- Genre: Comedy
- Created by: ABC Development Corporation
- Developed by: Idea Minds Inc.
- Starring: Elvie Villasanta Ariel Villasanta
- Opening theme: "Problema na Naman" by Kiko Machine
- Country of origin: Philippines
- Original language: Filipino

Production
- Running time: 30 minutes

Original release
- Network: ABC 5
- Release: June 19, 2007 – August 5, 2008

= Mommy Elvie's Problematic Show =

Mommy Elvie's Problematic Show is a Philippine television sitcom series broadcast by ABC. Hosted by Ariel Villasanta and Elvie Villasanta, it aired from June 19, 2007 to August 5, 2008, and was replaced by 3R (Respect, Relax, Respond).

==Plot==
Mommy Elvie wants to be famous before she turns 80 with the help of her son Ariel. The show comprised a show-within-a-show aspect.
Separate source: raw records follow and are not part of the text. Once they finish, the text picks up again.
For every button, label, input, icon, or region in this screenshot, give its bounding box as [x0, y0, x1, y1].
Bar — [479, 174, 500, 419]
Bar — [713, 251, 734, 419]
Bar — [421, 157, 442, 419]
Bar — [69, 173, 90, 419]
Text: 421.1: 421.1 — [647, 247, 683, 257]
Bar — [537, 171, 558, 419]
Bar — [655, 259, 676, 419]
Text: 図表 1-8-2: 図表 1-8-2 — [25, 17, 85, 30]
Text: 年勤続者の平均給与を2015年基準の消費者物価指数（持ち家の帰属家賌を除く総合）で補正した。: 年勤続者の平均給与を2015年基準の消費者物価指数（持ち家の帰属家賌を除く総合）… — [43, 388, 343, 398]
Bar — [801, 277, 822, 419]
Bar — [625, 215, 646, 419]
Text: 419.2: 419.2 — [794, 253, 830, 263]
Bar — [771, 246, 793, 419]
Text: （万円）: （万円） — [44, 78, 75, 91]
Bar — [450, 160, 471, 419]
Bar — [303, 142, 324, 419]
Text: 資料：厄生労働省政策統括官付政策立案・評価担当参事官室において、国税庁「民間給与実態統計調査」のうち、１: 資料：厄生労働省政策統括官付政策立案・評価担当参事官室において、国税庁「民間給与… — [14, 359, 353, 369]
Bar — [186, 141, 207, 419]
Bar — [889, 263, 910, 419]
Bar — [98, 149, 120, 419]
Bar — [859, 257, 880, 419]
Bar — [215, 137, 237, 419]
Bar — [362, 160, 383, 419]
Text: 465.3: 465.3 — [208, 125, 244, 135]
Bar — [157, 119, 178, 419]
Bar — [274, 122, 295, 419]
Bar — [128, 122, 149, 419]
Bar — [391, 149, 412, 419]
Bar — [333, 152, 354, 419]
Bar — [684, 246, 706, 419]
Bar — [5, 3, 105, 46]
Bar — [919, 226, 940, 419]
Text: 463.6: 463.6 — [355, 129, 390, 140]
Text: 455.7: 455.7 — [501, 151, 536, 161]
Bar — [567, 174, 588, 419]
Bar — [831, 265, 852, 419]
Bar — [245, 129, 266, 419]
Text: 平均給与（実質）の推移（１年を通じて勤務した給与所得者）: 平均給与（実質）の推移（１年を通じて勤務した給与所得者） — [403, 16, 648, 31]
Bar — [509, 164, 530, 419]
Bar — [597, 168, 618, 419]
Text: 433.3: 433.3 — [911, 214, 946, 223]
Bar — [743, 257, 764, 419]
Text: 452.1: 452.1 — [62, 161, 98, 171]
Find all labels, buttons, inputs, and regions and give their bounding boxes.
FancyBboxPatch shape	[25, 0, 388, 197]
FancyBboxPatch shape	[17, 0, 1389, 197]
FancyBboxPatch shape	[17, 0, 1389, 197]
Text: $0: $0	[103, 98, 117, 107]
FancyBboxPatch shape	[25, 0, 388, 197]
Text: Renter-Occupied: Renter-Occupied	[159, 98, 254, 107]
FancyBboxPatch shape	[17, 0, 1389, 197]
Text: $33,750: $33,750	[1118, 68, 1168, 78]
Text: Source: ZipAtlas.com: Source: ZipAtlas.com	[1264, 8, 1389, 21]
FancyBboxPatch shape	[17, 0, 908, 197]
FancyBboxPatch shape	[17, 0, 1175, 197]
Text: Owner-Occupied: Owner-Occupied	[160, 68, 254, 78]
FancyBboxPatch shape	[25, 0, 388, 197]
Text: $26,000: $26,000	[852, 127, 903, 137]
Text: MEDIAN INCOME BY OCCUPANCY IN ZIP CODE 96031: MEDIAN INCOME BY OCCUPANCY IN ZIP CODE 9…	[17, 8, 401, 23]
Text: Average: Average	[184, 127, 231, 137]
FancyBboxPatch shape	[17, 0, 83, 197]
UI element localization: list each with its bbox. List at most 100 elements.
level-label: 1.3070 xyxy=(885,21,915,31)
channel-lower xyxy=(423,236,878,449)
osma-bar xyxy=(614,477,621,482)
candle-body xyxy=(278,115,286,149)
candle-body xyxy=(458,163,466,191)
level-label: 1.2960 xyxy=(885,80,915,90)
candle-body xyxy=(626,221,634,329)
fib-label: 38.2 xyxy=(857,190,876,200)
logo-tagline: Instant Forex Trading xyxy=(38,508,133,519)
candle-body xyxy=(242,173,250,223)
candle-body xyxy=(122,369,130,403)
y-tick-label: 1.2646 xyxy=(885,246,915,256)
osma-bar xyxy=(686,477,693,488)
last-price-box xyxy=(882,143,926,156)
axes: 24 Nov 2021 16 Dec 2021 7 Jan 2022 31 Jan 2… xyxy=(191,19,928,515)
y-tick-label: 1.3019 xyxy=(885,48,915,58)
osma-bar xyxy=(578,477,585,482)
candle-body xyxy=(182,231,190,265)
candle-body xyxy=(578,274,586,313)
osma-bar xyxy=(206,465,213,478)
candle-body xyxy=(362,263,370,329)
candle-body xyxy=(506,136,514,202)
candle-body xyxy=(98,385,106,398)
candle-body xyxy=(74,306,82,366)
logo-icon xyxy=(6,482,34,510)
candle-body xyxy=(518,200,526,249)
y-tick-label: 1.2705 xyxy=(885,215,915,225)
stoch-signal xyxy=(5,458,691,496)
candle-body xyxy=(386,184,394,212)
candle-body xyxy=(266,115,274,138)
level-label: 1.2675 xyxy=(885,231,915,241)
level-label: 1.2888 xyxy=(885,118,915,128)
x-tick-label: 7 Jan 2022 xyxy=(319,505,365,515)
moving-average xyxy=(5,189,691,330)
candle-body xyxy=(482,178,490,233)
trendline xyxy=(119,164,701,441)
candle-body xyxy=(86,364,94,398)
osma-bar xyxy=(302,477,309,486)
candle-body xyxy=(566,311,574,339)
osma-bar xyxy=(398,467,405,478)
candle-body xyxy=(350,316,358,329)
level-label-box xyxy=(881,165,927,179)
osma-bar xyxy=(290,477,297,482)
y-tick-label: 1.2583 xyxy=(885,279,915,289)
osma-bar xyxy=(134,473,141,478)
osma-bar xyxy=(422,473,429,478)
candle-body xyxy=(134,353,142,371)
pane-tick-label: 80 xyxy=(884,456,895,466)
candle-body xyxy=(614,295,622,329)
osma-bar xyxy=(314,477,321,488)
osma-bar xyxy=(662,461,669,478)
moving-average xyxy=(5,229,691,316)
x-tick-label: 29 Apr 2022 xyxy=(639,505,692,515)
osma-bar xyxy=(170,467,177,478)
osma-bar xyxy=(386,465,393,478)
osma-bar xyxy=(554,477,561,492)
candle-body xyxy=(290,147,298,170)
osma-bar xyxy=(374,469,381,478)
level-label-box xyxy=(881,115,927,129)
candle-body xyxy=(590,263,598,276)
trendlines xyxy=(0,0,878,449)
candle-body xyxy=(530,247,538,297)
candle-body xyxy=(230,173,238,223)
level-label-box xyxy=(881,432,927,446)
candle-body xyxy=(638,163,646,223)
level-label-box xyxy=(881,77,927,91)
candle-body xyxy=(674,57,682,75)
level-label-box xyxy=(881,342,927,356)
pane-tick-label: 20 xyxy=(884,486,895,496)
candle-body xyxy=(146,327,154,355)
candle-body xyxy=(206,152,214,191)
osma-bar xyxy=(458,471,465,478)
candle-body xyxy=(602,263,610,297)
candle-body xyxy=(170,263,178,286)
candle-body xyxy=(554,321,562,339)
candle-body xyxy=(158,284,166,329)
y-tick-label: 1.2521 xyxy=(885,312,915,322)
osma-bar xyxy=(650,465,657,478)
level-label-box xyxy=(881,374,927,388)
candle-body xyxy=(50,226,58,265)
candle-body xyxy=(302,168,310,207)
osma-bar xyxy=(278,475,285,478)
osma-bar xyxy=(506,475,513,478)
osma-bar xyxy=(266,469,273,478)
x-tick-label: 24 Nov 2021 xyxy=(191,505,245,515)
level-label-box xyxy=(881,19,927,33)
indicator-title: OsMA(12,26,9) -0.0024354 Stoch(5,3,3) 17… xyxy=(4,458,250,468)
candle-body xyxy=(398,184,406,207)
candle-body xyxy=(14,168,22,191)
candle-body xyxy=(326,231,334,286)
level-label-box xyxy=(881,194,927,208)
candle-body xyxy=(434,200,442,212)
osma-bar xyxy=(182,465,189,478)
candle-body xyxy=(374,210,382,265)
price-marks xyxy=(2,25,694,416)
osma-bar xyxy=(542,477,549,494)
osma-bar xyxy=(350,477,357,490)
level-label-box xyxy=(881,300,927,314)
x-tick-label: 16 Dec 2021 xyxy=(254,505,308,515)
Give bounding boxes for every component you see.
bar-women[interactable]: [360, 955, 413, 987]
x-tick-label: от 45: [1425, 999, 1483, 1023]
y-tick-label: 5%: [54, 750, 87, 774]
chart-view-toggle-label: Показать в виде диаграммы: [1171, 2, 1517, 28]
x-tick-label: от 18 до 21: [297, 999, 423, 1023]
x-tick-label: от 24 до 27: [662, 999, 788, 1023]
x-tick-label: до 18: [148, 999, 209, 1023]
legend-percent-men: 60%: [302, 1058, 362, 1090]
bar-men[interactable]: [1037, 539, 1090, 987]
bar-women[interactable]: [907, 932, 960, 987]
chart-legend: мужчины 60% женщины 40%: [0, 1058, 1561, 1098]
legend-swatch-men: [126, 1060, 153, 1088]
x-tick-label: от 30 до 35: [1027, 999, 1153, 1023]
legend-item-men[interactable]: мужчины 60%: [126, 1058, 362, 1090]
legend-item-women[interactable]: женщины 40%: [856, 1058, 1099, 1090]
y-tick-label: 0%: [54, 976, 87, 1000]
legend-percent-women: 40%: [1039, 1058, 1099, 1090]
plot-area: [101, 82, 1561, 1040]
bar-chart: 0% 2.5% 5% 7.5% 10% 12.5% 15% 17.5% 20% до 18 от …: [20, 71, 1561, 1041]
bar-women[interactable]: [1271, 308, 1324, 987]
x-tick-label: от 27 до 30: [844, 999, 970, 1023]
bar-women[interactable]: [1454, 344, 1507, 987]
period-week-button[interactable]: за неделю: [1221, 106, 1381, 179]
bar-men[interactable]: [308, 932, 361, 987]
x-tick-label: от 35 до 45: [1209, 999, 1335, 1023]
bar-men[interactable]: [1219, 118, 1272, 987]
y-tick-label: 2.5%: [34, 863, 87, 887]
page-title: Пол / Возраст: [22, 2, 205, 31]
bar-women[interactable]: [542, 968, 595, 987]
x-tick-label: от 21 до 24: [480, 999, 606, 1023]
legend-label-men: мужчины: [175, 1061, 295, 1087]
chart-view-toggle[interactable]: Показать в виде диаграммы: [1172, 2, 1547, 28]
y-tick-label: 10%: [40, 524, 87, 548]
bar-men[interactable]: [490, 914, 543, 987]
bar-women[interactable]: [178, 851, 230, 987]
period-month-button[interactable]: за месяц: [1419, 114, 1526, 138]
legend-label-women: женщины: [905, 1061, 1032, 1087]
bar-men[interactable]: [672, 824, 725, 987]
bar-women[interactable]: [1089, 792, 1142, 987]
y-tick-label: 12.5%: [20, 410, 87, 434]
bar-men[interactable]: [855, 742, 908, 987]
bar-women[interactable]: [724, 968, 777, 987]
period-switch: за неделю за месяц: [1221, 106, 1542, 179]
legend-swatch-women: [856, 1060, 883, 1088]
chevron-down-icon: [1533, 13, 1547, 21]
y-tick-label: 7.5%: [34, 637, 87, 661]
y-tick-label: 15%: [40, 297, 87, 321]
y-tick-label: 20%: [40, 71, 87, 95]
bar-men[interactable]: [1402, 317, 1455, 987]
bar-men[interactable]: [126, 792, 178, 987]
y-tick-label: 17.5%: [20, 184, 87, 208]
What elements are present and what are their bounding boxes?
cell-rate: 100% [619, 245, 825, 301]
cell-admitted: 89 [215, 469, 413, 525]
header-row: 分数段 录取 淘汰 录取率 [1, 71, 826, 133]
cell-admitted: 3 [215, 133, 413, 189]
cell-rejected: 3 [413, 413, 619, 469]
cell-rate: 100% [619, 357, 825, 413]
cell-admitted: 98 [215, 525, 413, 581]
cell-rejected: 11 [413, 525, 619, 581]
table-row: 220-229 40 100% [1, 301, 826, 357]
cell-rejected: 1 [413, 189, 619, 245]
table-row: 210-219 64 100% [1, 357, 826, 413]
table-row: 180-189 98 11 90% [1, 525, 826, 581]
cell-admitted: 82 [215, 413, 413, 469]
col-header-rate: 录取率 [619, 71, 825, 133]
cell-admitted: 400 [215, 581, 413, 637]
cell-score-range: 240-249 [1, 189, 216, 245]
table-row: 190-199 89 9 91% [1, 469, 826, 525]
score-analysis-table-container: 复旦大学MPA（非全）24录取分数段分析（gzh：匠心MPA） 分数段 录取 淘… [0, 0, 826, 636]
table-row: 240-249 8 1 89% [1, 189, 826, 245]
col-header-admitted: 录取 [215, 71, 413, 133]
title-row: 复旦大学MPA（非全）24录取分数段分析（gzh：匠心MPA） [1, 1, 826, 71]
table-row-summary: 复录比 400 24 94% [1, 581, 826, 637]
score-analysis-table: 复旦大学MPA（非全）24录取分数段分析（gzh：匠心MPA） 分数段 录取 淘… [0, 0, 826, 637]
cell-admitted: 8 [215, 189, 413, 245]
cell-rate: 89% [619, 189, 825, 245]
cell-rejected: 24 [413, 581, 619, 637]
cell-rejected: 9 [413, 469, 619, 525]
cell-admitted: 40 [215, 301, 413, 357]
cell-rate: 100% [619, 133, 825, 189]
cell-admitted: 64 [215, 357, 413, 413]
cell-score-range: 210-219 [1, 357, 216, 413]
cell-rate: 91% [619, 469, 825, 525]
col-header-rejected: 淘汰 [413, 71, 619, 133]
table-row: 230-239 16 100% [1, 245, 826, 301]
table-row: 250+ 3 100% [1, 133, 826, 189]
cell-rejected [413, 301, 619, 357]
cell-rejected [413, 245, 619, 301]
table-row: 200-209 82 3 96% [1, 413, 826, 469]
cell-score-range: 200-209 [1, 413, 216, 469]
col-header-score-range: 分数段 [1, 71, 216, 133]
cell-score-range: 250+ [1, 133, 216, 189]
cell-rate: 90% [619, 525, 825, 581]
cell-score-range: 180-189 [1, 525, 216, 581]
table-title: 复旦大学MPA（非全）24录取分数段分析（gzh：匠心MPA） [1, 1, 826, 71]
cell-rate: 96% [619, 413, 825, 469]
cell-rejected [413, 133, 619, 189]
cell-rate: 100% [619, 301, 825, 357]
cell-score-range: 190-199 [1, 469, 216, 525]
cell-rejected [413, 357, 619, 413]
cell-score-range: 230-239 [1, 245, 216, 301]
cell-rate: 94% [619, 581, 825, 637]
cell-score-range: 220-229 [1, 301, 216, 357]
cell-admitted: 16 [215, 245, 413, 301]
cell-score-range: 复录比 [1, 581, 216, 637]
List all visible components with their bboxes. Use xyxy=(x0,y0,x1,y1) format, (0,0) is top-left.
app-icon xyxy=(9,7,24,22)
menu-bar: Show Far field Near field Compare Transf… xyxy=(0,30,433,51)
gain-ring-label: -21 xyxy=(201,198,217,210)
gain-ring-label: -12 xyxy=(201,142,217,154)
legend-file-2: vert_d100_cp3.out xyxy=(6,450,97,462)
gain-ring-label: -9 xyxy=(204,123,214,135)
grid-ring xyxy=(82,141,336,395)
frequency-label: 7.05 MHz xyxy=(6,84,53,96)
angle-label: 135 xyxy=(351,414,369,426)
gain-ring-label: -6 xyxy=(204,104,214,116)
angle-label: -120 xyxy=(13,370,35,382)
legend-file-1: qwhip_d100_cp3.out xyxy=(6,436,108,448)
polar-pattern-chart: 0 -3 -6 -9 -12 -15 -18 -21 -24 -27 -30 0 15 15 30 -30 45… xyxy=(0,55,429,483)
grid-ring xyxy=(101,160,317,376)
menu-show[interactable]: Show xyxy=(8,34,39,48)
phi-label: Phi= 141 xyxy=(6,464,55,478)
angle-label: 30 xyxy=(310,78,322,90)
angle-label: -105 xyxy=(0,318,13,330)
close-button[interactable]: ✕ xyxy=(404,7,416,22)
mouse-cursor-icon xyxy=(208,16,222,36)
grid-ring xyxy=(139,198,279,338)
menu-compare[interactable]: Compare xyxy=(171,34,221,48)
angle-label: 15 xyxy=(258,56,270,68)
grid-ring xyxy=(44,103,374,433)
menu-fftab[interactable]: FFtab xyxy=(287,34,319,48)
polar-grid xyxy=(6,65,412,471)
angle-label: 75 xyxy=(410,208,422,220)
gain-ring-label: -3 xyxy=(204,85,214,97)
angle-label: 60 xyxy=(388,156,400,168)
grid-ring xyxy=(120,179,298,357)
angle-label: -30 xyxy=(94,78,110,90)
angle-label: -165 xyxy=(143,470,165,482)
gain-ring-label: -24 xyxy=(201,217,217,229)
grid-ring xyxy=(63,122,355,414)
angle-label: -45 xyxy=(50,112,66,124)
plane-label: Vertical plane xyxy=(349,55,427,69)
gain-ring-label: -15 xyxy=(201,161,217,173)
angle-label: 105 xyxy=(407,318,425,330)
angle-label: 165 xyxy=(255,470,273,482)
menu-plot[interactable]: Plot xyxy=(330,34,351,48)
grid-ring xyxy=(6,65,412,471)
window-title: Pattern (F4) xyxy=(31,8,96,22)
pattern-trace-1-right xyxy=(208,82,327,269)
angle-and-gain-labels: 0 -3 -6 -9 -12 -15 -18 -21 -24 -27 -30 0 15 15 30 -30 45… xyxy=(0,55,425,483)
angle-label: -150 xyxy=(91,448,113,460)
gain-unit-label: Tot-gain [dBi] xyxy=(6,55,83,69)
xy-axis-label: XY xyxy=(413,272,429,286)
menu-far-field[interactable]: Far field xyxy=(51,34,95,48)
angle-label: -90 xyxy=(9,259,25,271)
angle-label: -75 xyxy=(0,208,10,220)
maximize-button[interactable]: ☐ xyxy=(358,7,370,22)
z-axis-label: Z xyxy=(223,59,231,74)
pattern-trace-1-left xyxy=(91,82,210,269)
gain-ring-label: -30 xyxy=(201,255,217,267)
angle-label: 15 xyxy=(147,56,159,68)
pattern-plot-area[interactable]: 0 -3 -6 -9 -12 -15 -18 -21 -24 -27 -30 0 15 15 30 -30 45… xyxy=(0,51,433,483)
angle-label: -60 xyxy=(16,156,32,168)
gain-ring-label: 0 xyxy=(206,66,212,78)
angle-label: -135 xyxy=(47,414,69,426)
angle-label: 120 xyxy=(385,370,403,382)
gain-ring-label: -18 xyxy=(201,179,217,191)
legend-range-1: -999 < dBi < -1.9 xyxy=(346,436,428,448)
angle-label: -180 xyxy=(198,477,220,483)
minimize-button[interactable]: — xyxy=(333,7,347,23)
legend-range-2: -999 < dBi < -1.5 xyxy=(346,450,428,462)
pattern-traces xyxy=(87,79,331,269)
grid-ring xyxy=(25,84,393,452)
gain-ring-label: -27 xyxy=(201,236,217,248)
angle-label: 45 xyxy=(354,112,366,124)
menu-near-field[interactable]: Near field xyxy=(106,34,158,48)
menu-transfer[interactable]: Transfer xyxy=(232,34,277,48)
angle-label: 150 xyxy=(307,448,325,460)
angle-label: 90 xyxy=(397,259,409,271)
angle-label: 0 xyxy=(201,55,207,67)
It also featured celebrity guests.

==Cast==
- Elvie Villasanta
- Ariel Villasanta
- Nicole Hyala of 90.7 Love Radio

==Guests==
- Kiko Machine
- Long Mejia

==Trivia==
- Mommy Elvie also appeared in her son's former show, The Misadventures of Maverick and Ariel, that also aired on ABC.
- This show also aired worldwide on ABS-CBN's TFC on Kapamilya Channel.